The NHLPA's executive board announced on Friday they have decided not to re-open their collective bargaining agreement with the NHL after the 2008-09 season. The current CBA will remain in place for another two seasons.
Several representatives from the NHLPA were in attendance including Executive Director Paul Kelly and Director of Player Affairs Glenn Healy.
"Today's announcement that the NHLPA's membership is committed to playing under the CBA for two more years is great news for all hockey fans," said Kelly. "While the NHLPA's membership has issues with the current Agreement, the players and their Executive Board decided that due to the current economic conditions as well as the players' focus on continuing to help grow this game and expose our great athletes to many more fans, now is not the appropriate time to enter complex labour negotiations."
The CBA currently in place expires in September of 2011.

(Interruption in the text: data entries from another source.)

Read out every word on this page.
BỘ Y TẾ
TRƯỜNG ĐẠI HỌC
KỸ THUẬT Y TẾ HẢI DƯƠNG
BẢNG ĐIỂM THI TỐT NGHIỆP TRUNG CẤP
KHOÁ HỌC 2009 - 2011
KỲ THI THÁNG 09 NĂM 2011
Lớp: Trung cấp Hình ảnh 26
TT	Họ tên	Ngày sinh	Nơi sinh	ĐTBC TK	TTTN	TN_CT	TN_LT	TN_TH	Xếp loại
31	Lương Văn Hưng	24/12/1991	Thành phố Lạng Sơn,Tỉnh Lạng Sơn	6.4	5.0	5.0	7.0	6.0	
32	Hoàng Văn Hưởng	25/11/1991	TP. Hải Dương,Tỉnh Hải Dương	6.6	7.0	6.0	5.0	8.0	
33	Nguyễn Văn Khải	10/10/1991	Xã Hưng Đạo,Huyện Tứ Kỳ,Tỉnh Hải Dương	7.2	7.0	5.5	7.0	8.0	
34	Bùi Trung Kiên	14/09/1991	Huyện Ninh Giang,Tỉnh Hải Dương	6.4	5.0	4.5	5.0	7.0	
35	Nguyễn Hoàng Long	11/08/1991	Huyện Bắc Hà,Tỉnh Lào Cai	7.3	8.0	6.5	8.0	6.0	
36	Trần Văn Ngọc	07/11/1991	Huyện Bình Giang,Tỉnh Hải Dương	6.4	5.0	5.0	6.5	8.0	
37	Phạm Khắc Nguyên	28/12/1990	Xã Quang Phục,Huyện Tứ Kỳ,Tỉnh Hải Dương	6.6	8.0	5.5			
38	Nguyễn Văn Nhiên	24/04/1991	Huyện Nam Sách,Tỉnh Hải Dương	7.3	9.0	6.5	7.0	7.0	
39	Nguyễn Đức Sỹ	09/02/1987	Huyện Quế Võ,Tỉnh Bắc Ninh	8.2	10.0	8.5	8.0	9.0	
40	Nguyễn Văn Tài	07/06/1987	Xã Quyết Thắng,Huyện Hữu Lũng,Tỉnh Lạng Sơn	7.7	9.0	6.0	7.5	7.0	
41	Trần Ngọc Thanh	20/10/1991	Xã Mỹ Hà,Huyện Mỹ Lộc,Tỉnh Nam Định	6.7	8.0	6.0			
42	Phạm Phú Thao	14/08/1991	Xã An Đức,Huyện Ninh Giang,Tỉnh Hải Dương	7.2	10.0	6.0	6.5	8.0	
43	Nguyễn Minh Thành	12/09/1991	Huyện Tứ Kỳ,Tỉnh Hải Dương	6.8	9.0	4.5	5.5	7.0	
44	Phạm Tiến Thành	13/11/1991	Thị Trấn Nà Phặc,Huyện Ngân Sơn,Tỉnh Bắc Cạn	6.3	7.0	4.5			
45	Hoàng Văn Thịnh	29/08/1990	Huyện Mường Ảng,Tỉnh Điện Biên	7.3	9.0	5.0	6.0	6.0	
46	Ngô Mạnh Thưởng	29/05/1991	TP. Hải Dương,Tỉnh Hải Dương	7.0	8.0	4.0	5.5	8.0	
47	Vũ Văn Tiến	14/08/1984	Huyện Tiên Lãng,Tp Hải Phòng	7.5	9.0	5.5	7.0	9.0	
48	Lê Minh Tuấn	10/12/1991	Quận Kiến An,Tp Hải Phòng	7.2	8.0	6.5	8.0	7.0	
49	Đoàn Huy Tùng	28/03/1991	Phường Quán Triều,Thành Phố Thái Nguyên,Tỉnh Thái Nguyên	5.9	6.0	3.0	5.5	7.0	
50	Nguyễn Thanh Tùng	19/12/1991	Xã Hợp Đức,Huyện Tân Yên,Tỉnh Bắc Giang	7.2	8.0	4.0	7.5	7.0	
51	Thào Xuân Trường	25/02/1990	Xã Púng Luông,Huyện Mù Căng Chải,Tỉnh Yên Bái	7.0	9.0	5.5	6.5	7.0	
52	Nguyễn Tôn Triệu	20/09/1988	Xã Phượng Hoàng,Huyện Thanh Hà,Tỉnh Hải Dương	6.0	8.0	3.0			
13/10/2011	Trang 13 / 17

''This announcement certifies the players' endorsement of the Collective Bargaining Agreement and affirms that the system is working in the manner anticipated from its inception,'' Commissioner Gary Bettman said in a statement. ''We are extremely pleased that the League and the players now can move forward together and that the fans' focus can remain on the ice, where it belongs.''
The deal that was signed in July of 2005, ending the NHL lockout, included a choice to opt out of the six-year agreement after the fourth year. But the decision not to re-open the CBA came during a conference call with Kelly and player representatives from all 30 NHL teams, the report said.
The NHLPA also has the option to extend the current Agreement for one year, through the conclusion of the 2011-12 season.
In the three-plus years since the CBA was signed, the salary cap has grown by a sizeable 45 per cent, making the players that much more likely to see through an agreement that was originally thought to be less than satisfactory for them.
In a related note, the NHL-NHLPA escrow payment has been set at 25 percent for the balance of this season. That means a quarter of each player's salary will be held in escrow in case the money is needed to help offset shortcomings in the league's projected revenue. The escrow payment level had been at 13.5 percent.